What is most striking to me about growing up adopted is that, in the absence of customary markers for identity—I had no blood relations; my parents preferred a hands-off approach and gave me license to become whom I would—I still found things I identified with: Irishness and literature and New York City and art and jazz. I followed whatever map I had or imagined toward these things on my own, with not a little damage inflicted on my personal life along the way. Then, at the age of 50, to find that my birth parents were two Irish Catholics, not far removed from Ireland (Donegal; Mayo); lovers of James Joyce (particularly my father Bob Gallagher who, I am told, was pressing upon friends Portrait of the Artist and Ulysses in the early 1950s); lovers of music—my mother was an excellent singer and my father saw the great jazz artists as they came through Philly—Ella Fitzgerald, Lester Young, Chet Baker. And that they, too, came to New York City to find themselves, like I did, confirmed certain things. These parents were far from the parents who raised me. But I became, in many respects, more like the people who did not raise me. In my birth mother's family, I was told, was a copy of the book on Irish immigration that I had co-written. I was also told, of my mother's Bradley clan, "they would tell a story to get to a fact."

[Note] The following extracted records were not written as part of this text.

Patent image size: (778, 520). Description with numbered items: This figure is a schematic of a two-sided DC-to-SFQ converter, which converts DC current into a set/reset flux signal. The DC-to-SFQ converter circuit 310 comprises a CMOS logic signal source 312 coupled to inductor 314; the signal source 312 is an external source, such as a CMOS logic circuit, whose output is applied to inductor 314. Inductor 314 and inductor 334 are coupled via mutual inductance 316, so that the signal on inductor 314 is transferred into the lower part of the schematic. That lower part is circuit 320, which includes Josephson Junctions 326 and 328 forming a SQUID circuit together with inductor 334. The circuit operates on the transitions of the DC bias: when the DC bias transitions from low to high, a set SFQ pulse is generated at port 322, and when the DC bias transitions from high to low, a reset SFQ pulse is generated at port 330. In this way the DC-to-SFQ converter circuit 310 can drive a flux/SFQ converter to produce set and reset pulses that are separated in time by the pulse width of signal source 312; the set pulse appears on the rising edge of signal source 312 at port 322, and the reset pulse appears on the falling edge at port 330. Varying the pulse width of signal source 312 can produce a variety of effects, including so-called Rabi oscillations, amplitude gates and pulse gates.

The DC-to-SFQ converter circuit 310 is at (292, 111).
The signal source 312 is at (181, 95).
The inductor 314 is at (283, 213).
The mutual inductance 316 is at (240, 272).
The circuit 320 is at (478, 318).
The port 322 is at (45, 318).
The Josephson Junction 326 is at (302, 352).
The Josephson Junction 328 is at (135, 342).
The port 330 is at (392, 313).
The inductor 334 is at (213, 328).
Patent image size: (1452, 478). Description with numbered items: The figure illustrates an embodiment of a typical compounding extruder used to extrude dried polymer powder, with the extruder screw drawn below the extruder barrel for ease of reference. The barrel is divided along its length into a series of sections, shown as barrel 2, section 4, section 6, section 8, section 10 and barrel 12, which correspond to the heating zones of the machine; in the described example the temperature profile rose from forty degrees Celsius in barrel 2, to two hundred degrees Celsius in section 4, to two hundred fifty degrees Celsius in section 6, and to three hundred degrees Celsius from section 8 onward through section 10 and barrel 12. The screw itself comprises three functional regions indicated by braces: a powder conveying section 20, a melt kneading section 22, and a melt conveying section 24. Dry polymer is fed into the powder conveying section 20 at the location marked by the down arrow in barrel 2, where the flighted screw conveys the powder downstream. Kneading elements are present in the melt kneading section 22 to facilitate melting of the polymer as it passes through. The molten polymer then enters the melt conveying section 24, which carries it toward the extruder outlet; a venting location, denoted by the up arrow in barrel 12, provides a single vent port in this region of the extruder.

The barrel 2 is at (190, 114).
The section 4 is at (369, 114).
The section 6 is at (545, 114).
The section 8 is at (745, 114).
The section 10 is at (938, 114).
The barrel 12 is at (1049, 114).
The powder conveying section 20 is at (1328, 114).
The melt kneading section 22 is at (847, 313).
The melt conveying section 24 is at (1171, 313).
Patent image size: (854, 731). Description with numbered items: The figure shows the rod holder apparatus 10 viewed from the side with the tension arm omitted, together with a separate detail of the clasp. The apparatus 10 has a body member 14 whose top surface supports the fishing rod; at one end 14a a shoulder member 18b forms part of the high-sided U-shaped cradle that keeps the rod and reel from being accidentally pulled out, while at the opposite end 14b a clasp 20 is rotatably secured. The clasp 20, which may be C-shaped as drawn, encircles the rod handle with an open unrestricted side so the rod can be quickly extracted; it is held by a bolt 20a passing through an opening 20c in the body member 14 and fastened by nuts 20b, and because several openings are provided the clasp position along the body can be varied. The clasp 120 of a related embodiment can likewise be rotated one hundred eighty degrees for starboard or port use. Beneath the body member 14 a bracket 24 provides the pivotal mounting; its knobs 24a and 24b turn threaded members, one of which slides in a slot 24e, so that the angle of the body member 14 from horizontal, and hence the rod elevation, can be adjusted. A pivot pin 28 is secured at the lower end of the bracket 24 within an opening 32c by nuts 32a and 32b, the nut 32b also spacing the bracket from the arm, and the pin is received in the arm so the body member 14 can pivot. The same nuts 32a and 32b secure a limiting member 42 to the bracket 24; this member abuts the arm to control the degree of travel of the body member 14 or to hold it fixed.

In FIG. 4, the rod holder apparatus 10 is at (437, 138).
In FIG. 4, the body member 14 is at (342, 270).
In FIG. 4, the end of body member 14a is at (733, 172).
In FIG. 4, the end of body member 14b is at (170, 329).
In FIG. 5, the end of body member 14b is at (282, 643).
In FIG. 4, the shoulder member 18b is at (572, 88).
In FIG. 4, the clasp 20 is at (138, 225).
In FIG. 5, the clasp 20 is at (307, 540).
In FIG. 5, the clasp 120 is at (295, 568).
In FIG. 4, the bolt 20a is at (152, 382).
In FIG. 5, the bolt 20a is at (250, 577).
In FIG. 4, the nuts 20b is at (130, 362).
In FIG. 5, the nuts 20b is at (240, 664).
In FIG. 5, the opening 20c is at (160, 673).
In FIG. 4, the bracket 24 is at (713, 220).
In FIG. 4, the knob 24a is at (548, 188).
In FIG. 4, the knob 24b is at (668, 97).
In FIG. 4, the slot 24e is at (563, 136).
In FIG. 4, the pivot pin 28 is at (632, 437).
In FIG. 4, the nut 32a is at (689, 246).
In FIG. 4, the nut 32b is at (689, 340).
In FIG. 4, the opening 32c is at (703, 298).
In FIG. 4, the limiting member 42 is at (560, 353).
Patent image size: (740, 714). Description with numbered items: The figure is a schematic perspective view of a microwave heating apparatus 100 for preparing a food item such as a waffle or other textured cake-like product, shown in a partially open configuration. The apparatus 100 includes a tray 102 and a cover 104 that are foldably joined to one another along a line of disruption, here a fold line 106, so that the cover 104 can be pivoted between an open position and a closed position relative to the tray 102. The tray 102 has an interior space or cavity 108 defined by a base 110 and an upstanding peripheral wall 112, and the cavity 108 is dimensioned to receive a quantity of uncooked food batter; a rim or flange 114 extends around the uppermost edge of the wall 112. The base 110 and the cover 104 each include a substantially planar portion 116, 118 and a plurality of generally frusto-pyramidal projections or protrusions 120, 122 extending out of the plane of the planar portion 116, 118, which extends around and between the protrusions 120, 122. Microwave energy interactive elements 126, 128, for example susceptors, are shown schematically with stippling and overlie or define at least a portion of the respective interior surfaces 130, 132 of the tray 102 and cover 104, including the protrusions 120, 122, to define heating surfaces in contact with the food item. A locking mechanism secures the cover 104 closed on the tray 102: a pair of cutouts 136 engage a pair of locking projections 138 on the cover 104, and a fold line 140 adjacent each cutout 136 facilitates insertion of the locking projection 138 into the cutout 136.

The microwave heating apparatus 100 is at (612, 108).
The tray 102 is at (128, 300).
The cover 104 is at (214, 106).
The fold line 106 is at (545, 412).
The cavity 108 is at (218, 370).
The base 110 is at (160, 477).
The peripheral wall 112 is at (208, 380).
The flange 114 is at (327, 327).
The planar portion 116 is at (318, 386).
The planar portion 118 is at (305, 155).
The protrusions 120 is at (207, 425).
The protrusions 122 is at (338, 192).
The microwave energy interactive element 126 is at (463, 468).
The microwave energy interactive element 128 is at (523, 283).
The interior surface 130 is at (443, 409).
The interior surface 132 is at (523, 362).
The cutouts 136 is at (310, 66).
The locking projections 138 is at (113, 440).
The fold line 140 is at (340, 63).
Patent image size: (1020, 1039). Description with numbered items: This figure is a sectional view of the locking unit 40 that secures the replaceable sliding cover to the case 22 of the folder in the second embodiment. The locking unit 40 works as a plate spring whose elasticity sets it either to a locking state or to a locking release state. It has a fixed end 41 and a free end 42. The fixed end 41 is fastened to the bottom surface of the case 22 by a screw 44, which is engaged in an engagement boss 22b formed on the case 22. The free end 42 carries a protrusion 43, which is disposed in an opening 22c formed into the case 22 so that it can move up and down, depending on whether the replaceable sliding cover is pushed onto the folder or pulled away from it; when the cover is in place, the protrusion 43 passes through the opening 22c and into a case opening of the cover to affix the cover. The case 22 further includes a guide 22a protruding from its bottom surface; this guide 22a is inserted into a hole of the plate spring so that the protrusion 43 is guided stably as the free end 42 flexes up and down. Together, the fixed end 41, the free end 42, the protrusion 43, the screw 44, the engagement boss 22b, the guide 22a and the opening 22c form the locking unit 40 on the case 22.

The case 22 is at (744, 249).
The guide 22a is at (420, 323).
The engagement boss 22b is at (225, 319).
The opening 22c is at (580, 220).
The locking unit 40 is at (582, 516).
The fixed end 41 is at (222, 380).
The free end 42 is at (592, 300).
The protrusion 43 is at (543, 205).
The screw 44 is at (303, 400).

Which I think I have tried to do in the eight stories in my book.


Art, and particularly a language art, can be an epistemology, a way of knowing. These stories are derived from that effort to know, an effort waged on several fronts, but measured here in words. In carrying on the business of naming things, I have named myself (see “The Newman Boys”).


Still, it is not lost on me that most of these stories are set in upstate New York, far from Philadelphia (and the west of Ireland). These are stories my adoptive parents would recognize. Although where I was raised was arbitrary, as was my name, those things are both part of my identity now; they are what I know.